How to A/B test Claude Haiku 4.5 vs Glm 5p1 in production
If you're stuck between the two, run them side-by-side on real traffic. Four steps the Future AGI team uses internally:
- 1. Point your existing OpenAI SDK at
https://gateway.futureagi.com/v1. No code change beyondbase_urland a virtual key. - 2. Mark Claude Haiku 4.5 primary, mirror 20% of traffic to Glm 5p1 in shadow mode. Both responses are logged; only the primary is served to users.
- 3. Score every shadow response with an evaluator — faithfulness, tool-call correctness, response latency, cost. Built-in evaluators in ai-evaluation cover the common axes.
- 4. Compare cohort-level metrics after two weeks. Switch primary when the candidate wins on what matters to your workload — and stays within your latency budget.
Full walkthrough on the Agent Command Center page.
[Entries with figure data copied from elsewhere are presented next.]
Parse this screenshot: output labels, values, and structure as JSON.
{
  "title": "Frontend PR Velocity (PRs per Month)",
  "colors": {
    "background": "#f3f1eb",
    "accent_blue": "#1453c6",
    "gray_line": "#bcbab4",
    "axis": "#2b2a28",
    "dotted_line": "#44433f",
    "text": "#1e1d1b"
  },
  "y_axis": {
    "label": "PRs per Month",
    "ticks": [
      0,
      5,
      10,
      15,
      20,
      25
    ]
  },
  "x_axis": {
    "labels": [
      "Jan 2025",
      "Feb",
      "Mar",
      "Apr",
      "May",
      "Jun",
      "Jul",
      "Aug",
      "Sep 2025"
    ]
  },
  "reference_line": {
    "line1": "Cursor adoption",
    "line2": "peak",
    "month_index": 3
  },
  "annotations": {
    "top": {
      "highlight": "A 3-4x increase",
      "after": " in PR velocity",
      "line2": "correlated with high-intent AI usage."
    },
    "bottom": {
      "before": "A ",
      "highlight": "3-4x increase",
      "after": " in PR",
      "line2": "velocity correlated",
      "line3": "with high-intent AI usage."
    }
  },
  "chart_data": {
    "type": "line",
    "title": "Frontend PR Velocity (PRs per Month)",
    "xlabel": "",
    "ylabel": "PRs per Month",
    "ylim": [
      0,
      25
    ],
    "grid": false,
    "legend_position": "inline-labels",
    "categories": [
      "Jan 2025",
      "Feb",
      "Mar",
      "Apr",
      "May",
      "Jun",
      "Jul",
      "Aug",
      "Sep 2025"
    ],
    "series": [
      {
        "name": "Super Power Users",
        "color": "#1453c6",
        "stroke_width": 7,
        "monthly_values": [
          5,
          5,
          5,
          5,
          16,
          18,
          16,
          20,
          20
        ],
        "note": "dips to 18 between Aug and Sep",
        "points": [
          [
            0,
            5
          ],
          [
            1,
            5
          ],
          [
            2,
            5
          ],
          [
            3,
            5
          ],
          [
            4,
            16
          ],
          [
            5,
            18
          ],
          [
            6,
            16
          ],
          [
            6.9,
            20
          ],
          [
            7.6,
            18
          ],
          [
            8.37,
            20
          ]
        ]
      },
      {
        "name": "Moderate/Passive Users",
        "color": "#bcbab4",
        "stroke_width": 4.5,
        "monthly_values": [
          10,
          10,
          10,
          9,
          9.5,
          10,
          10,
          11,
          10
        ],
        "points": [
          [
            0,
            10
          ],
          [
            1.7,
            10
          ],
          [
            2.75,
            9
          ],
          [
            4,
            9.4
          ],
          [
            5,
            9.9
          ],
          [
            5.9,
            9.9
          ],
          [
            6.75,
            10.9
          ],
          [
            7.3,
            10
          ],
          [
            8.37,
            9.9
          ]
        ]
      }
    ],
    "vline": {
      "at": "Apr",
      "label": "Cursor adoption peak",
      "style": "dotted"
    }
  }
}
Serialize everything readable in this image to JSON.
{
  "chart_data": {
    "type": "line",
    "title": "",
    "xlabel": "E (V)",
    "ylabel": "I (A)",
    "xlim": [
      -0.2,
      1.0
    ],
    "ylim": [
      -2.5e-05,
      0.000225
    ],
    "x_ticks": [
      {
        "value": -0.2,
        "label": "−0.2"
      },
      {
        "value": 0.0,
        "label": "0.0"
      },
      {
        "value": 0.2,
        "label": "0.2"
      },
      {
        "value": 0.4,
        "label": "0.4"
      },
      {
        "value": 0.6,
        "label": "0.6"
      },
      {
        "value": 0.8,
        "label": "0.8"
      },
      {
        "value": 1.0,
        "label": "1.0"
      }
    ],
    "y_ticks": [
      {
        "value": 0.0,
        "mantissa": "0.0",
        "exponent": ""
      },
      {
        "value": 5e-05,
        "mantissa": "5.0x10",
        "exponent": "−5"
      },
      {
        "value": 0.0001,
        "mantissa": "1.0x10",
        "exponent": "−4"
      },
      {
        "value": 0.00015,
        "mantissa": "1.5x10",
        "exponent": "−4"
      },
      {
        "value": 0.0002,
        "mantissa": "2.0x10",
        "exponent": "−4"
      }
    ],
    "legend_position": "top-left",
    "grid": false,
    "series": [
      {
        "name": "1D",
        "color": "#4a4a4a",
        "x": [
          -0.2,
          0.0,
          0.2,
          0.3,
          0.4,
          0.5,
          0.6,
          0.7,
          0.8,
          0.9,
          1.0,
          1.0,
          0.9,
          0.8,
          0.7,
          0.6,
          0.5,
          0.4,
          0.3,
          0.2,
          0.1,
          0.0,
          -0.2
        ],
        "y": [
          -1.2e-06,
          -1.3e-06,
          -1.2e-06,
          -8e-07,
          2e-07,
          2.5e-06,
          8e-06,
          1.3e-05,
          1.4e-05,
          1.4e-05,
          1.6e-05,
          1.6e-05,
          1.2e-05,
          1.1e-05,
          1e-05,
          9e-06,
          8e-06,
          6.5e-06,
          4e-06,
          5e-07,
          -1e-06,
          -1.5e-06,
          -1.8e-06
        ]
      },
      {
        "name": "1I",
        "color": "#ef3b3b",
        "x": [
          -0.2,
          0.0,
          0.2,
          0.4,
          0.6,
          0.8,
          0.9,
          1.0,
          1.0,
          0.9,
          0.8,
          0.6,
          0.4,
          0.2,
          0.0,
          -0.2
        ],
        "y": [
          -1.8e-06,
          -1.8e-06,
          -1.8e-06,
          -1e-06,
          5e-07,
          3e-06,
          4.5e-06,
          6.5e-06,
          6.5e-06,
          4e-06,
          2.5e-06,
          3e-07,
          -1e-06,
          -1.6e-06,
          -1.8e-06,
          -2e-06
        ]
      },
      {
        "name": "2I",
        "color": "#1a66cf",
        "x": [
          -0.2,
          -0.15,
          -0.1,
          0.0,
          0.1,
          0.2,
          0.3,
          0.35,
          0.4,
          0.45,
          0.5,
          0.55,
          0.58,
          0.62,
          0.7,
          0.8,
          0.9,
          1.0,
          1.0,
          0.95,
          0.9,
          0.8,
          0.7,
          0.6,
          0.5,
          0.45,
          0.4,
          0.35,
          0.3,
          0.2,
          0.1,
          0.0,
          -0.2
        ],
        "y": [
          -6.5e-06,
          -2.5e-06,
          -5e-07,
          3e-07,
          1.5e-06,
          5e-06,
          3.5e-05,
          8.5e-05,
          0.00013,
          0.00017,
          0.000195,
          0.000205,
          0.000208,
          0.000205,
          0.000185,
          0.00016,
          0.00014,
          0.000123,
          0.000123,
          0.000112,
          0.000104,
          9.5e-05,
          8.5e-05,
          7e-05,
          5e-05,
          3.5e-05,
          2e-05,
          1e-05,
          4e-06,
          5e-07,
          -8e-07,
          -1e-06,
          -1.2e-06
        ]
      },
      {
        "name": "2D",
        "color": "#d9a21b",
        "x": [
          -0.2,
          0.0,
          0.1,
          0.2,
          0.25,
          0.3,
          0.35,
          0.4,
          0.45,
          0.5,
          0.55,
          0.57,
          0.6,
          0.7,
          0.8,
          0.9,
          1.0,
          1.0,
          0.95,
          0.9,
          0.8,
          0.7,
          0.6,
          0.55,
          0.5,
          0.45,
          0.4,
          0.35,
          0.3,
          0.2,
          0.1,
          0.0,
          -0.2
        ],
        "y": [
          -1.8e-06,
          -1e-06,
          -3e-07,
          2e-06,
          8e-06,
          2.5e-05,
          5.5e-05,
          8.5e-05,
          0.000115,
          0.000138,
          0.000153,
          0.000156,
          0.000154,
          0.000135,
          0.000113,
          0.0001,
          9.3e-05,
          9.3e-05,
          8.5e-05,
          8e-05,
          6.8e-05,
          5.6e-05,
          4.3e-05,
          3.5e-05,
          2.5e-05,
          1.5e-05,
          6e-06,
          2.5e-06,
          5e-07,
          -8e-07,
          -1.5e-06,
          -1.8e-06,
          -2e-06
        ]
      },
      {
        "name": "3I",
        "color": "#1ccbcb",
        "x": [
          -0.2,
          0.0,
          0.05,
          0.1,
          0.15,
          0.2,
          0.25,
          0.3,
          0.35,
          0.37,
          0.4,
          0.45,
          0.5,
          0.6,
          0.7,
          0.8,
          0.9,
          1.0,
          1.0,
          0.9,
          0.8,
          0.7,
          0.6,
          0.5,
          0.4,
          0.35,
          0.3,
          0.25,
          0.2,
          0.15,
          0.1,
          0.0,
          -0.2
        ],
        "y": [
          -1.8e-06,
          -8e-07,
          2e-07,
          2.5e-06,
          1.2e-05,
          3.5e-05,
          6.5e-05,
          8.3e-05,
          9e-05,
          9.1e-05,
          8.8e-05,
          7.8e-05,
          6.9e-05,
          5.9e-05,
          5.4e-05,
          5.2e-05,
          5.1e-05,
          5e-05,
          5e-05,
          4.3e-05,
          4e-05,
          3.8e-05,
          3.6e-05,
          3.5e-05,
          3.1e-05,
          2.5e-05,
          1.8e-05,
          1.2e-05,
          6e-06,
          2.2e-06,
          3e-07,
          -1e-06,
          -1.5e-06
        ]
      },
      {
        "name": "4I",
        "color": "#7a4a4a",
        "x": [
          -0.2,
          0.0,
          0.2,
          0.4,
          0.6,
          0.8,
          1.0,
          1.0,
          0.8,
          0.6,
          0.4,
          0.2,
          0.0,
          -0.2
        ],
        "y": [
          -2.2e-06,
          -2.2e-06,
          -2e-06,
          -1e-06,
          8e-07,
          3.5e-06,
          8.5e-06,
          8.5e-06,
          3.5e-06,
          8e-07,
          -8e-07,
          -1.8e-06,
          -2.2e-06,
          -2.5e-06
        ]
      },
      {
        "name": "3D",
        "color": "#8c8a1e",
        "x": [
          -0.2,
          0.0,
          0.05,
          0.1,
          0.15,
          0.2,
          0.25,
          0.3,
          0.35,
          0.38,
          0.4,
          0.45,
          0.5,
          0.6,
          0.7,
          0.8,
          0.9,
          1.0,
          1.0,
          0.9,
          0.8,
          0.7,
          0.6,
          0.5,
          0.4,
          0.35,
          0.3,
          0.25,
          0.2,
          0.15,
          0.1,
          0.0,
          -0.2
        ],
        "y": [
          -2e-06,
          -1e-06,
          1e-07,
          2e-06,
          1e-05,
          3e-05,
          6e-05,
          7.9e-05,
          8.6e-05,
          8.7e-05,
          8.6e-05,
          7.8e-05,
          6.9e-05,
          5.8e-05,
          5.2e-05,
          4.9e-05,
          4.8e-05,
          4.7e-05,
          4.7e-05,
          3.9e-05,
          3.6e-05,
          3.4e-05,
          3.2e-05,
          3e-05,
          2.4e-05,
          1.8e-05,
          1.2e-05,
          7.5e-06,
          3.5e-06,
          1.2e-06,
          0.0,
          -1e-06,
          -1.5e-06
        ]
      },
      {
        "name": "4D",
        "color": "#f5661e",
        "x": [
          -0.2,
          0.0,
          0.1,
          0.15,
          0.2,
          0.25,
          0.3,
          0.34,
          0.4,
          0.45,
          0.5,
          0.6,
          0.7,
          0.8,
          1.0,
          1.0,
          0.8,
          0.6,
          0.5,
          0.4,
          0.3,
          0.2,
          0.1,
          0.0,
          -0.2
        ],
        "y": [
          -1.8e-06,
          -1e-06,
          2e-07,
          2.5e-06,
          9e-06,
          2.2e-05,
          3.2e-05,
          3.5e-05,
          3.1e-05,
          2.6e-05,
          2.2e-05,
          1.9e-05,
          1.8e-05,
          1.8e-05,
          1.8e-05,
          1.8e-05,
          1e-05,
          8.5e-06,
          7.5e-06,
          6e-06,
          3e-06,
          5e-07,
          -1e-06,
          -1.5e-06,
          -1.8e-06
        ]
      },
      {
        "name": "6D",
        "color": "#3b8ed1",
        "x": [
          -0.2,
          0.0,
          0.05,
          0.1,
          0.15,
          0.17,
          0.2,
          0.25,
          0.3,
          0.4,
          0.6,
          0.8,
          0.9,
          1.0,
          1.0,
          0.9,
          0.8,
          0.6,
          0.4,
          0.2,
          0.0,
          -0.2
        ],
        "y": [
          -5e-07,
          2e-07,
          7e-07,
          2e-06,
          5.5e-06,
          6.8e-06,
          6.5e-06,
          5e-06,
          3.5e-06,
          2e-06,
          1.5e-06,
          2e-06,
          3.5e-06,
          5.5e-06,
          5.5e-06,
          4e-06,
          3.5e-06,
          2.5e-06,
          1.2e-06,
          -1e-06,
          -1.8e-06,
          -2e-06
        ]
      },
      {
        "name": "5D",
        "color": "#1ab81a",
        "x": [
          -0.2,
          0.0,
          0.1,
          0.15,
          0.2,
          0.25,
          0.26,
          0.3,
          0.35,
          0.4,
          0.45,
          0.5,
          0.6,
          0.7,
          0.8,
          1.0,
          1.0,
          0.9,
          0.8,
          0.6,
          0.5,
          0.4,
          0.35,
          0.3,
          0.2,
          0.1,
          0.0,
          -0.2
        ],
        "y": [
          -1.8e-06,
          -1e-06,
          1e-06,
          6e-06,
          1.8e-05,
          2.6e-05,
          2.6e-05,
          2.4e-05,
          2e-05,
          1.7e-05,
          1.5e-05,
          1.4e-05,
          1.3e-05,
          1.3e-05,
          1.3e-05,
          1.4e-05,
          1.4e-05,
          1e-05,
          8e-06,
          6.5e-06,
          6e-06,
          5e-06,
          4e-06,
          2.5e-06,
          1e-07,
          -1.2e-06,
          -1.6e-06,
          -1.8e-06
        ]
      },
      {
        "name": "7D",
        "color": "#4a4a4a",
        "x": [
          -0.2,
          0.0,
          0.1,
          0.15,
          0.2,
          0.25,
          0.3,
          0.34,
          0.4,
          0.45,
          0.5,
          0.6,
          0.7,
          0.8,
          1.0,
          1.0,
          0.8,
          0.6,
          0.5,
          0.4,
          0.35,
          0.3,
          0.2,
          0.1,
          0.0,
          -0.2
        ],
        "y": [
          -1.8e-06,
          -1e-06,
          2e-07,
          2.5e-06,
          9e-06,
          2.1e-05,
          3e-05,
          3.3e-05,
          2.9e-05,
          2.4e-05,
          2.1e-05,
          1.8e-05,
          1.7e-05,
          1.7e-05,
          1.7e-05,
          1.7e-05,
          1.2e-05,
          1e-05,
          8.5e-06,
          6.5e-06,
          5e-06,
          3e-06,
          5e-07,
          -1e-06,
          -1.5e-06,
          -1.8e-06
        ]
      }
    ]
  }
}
FAQ — Claude Haiku 4.5 vs Glm 5p1
Which is cheaper, Claude Haiku 4.5 or Glm 5p1? ▾
Glm 5p1 is cheaper by roughly 3% on a blended input + output token mix. Input prices are $1.00/M for Claude Haiku 4.5 versus $1.40/M for Glm 5p1; output prices are $5.00/M versus $4.40/M. The exact savings depend on your input:output ratio — use the live calculator above to plug in your own request shape.
What is the context window of Claude Haiku 4.5 versus Glm 5p1? ▾
Claude Haiku 4.5 supports up to 200,000 tokens of context. Glm 5p1 supports up to 202,800 tokens. Glm 5p1 has the larger window by a factor of 1.0x, which matters for long-document RAG, multi-turn agent sessions, and tasks that need to keep an entire codebase in working memory.
Do Claude Haiku 4.5 and Glm 5p1 both support tool calling? ▾
Yes — both Claude Haiku 4.5 and Glm 5p1 support native function calling. Both also support structured output via JSON schema, so an agent can be ported between them with the same tool definitions.
Can Claude Haiku 4.5 and Glm 5p1 process images? ▾
Claude Haiku 4.5 accepts native image input. Glm 5p1 does not — you would need to route image-heavy workloads through Claude Haiku 4.5 or add a separate vision model in front of Glm 5p1.
Which model supports prompt caching for cost reduction? ▾
Claude Haiku 4.5 supports prompt caching; the other does not. If your agent has a stable system prompt + retrieval context block that repeats across requests, Claude Haiku 4.5 gives you a 50–90% discount on those repeated input tokens at the provider level.
When should I choose Claude Haiku 4.5 over Glm 5p1? ▾
Your inputs include screenshots, diagrams, or product photos — Claude Haiku 4.5 accepts image input natively, the other doesn't. You re-send the same large system prompt across requests — Claude Haiku 4.5 supports prompt caching, cutting input cost on repeat hits.
When should I choose Glm 5p1 over Claude Haiku 4.5? ▾
On the data this page surfaces, Glm 5p1 is the right pick when Claude Haiku 4.5's lower price or different capability profile aren't a fit for your workload. Run the live calculator above against your actual usage shape to confirm.
How do I A/B test Claude Haiku 4.5 against Glm 5p1 in production? ▾
Route both through an OpenAI-compatible gateway like Future AGI Agent Command Center with shadow mode enabled. Send 100% of traffic to your primary model, mirror 10–20% to the candidate, score every response with an evaluator (faithfulness, tool-call correctness, response time), and compare cohort-level metrics for two weeks. Switch when the candidate wins on the metrics that matter to your workload and stays within your latency budget.